Supplemental oxygen is used excessively in cardiac patients and may expose these patients to significant periods of hyperoxia. While use of oxygen is often necessary to treat hypoxia, its excessive use could lead to worse outcomes, according to a viewpoint published in the Sept. 21 issue of the Journal of the American College of Cardiology.
“Over the past century, multiple studies lacking the precision of today’s advanced technology provided conflicting data on the effects of oxygen therapy in normoxic cardiac patients,” wrote Raman Moradkhan, MD, and Lawrence I. Sinoway, MD, of the Pennsylvania State University College of Medicine in Hershey, Pa. In addition, they said that no previous trials have confirmed the benefits of oxygen usage; however, its use has become widespread in cardiac patients.
Currently, the American College of Cardiology and American Heart Association task force recommend oxygen use for the correction of arterial oxygen desaturation (Class I) and for all patients with unstable angina and non-STEMI and uncomplicated STEMI within six hours after presentation (Class II).
According to the authors, these recommendations are based on the fact that increasing arterial oxygen tension decreases acute ischemic injury and infarct area and that some patients with uncomplicated MI have arterial hypoxemia due to fluid retention.

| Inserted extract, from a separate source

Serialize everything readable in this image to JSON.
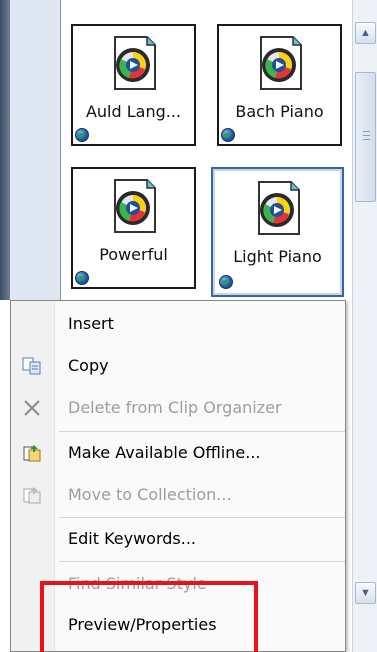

But, Moradkhan and Sinoway said that evidence supporting these recommendations is limited.
A recent study that evaluated coronary blood velocity (CBV), along with coronary vascular resistance (CVR) in seven patients by means of ultrasound, showed that hyperoxia decreased CBV by 15 percent and increased CVR by 20 percent. The authors said that this indicated “a direct vasoconstrictor effect of hyperoxia on the coronary circulation not mediated through autonomic reflexes.”

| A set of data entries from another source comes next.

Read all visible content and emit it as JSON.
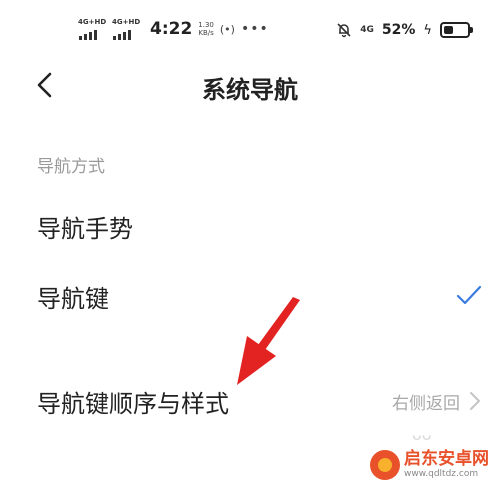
{
  "status_bar": {
    "sim1_network": "4G+HD",
    "sim2_network": "4G+HD",
    "time": "4:22",
    "speed_value": "1.30",
    "speed_unit": "KB/s",
    "hotspot_icon": "hotspot-icon",
    "more_notifications": "•••",
    "mute_icon": "bell-off-icon",
    "network_right": "4G",
    "battery_percent": "52%",
    "battery_level": 0.52,
    "charging_icon": "charging-icon"
  },
  "header": {
    "back_icon": "chevron-left-icon",
    "title": "系统导航"
  },
  "section": {
    "label": "导航方式"
  },
  "options": [
    {
      "label": "导航手势",
      "selected": false
    },
    {
      "label": "导航键",
      "selected": true
    }
  ],
  "order_row": {
    "label": "导航键顺序与样式",
    "value": "右侧返回",
    "chevron_icon": "chevron-right-icon"
  },
  "annotation": {
    "color": "#e32222",
    "icon": "red-arrow-icon"
  },
  "colors": {
    "accent": "#3a7be0",
    "secondary_text": "#9a9a9a"
  },
  "watermark": {
    "name": "启东安卓网",
    "url": "www.qdltdz.com"
  }
}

The researchers said that multiple studies have supported the fact that hyperoxia leads to the generation of reactive oxygen species, which can decrease the bioavailability of nitric oxide and results in vasoconstriction.

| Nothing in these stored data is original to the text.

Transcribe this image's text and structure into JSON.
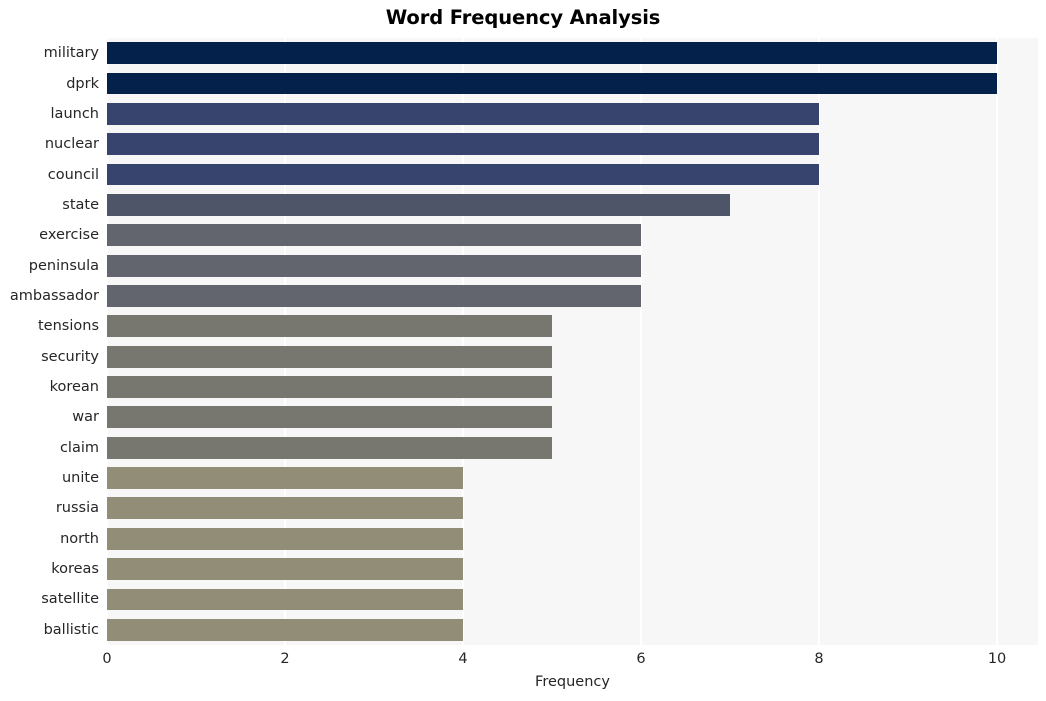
{
  "chart_data": {
    "type": "bar",
    "orientation": "horizontal",
    "title": "Word Frequency Analysis",
    "xlabel": "Frequency",
    "ylabel": "",
    "xlim": [
      0,
      10.46
    ],
    "xticks": [
      0,
      2,
      4,
      6,
      8,
      10
    ],
    "xtick_labels": [
      "0",
      "2",
      "4",
      "6",
      "8",
      "10"
    ],
    "grid": true,
    "grid_axis": "x",
    "grid_color": "#ffffff",
    "plot_background": "#f7f7f7",
    "figure_background": "#ffffff",
    "legend": "none",
    "categories": [
      "military",
      "dprk",
      "launch",
      "nuclear",
      "council",
      "state",
      "exercise",
      "peninsula",
      "ambassador",
      "tensions",
      "security",
      "korean",
      "war",
      "claim",
      "unite",
      "russia",
      "north",
      "koreas",
      "satellite",
      "ballistic"
    ],
    "values": [
      10,
      10,
      8,
      8,
      8,
      7,
      6,
      6,
      6,
      5,
      5,
      5,
      5,
      5,
      4,
      4,
      4,
      4,
      4,
      4
    ],
    "bar_colors": [
      "#03214a",
      "#03214a",
      "#37456e",
      "#37456e",
      "#37456e",
      "#4e5569",
      "#62656e",
      "#62656e",
      "#62656e",
      "#78776f",
      "#78776f",
      "#78776f",
      "#78776f",
      "#78776f",
      "#928d76",
      "#928d76",
      "#928d76",
      "#928d76",
      "#928d76",
      "#928d76"
    ]
  }
}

Additionally, Moradkhan and Sinoway found that:
- K+ATP channels in hyperoxia-induced vasoconstriction can play an important role in regulating coronary artery blood flow at rest and during hypoxia and ischemia;
- Hyperoxia may affect the release of angiotensin II with subsequent changes in endothelin-1 levels, which can increase vascular tone; and
- Hyperoxia can increase the production of vasoconstrictor 20-HETE, which plays a role in myogenic regulation.
The authors noted that excessive oxygen use may be related to a physician's attempt to maintain oxyhemoglobin saturations that are close to 100 percent; however, because of the excessive use, patients are exposed to hyperoxia.
Moradkhan and Sinoway speculated that oxygen's increased use is because medical staff do not recognize that oxygen is a vasoactive substance. Additionally, they said that when transcutaneous blood oxyhemoglobin saturation approaches 100 percent, blood oxygen tensions have a tendency to increase and often go undetected. Lastly, oxygen tension is often not adequately monitored.
“Although the use of oxygen is clearly appropriate and advisable to treat hypoxia, we hypothesize that excessive use of supplemental oxygen in normoxic cardiac patients could potentially lead to worse outcomes in a number of patients.
“We propose that such [clinical] studies are imperative to delineate the precise role of oxygen therapy in these conditions. In the interim, the potential physiologic ramifications of such therapy should be considered," the authors concluded.